Tuesday, 14 February 2012


[This post also appears on the author's blog HERE]
Many UK writers often bemoan the lack of paying markets for short stories.
Here’s one: The Fiction Desk. Doesn’t pay much, but if accepted you’ll be in the running for a £200 prize for the best story as voted for by the contributors. (An excellently produced series. I’m a subscriber - and if you write short stories then you should be  a subscriber too.)
There have been several initiatives over the past decade which have attempted to address  the issue. 
Some of those initiatives focussed on consumption - through trying to popularise the habit of reading short stories; other initiatives focussed on stimulating production - through encouraging ‘serious’ writers to embrace the form. 
Consumption and production have never really been the issues that needed to be addressed; the problem, as with cinema, has always been about distribution.
UK writers do write short stories - UK readers will read short stories.
Only connect.
A few brave, though underfunded, ventures, such as the excellent (though defunct) coffee shop distributed Broadsheet Stories recognised this, and worked hard to put readers in touching distance of writers. A brilliant initiative, which could have been taken up by Costa Coffee, sponsors of the Costa Book Award, or Caffé Nero, or any other coffee/pub/sandwich/pasty chain with regional or national pretensions, such as Wetherspoon’s.
The Big Script says, “ The UK doesn’t do short. The USA does short.”
UK writers - England, Northern Ireland, Scotland and Wales - have produced, and continue to produce, some of the very best short stories ever written and read. 
The Big Script, if honest, would read, “The UK doesn’t value short stories, the USA does.”
So, what to do? How to supply eager readers with quality short short stories and reward writers?
Internet?  Thousands of writers, and independent publishers, are plugging away. A few are doing fine.
Email subscription services? Ditto. 
Apps?  Ditto.
Think of the places where you have unplanned time in your hands - doctors’ surgeries, dental surgeries, health centres, hospitals, hotels, the hairdressers/barbers, aeroplanes, ferries, cafés, bars, railway stations, airports, busses, the tube etc etc etc.
Then think of the potential links - the potential synergy - think in terms of pub/café chains which are situated in airports, hotels, hospitals etc etc etc. Think of bakery/patisserie/pie shops [I’m looking at you, Greggs] chains located in or near same.
Imagine every time you went to a Pret a Porter/Greggs/your local kebab shop they slipped you a story with your sandwich or pasty? First few times you may be intrigued. “What’s this scribble?” A visit or two later you may be intrigued enough to read it on the last bus or tube home. 
It does not cost any more to print a wrapper with quality words which entertain, intrigue and delight than it does to print a wrapper with a list of ingredients, nutritional information and logo.
Would it be impossible for a collective of writers, or an independent publisher, (or, Gawd help us, the Arts Council or the Book Trust) to negotiate a deal with, say, two chains? 
A scenario: A new imprint of an indie publisher curates, edits and designs content.  Waterstone’s pay for the content and production of a weekly broadsheet (table place setting size) splashed with their logo, and Wetherspoon’s distribute it nationally. 
Win - win - win. 

  • Writers get paid and promoted and extend their readership reach
  • Waterstone’s get the publicity and the kudos. 
  • Wetherspoon’s provide a unique additional service to their clientele.  
And, most importantly, Wetherspoon's customers are entertained while they wait for a meal - and discover a writer they have not encountered before.
And the whole endeavour would likely be eligible for an award from Arts & Business.

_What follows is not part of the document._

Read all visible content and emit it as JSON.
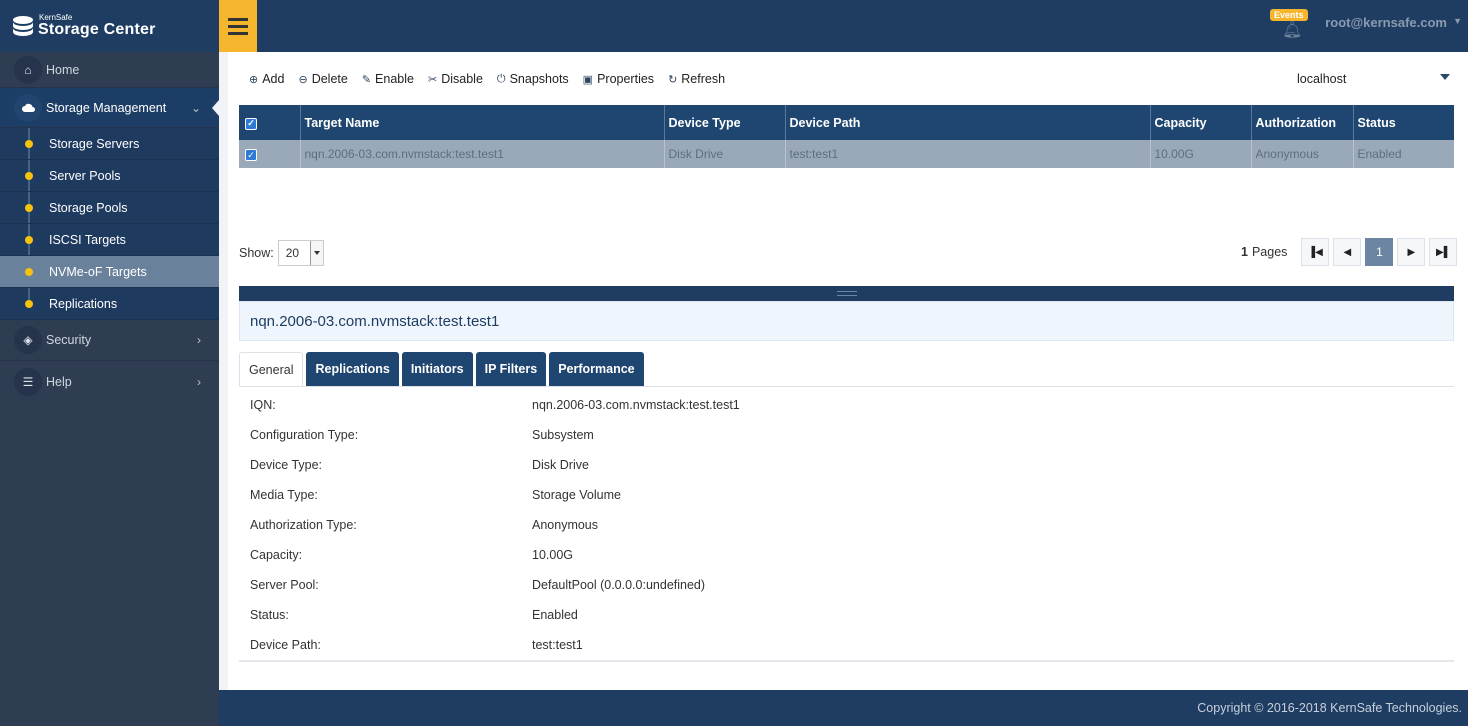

Be inventive. Get your stuff into the places where people read (not buy) stories.
New potential readers looking for something new to read are unlikely to visit bookshops and libraries - not until your writing has convinced them to. 
Get the stuff out there. And make sure the stuff you put out there has all the information about your other publications, where to buy them and how to contact you.
Distribution … not marketing and promotion alone … is the key.

What do you think? is the notion flawed? Am I barking mad?
More on distribution soon.


  1. There is actually a surprising amount of stuff that gets distributed to coffee shops and the like in the UK by various underground zinesters and writers' groups. It's a great way of getting your work out there. Bus stops and train stations, even public loos are also great for leaving leaflets or just single sheets with a short story or a poem

  2. Hi Dan, thanks for dropping in. I am very aware of the “surprising amount of stuff that gets distributed to coffee shops and the like in the UK by various underground zinesters and writers' groups.”
    I did my time (in the 70s and 80s) doing same.
    I edited and distributed material for free in 1973 - WRATH - Writers Readers Activists Thinkers and Heroes. (Though we sometimes positioned this as Workers Revolutionaries Activists Thinkers and Heroes)
    However, I’m not writing about collective efforts and manifestoes - tatty bits of paper left, unloved, in unloved spaces (“public loos”), I’m writing about the possibility of a series of singular voices being promoted in spaces which, even if not loved, are popularly frequented by readers.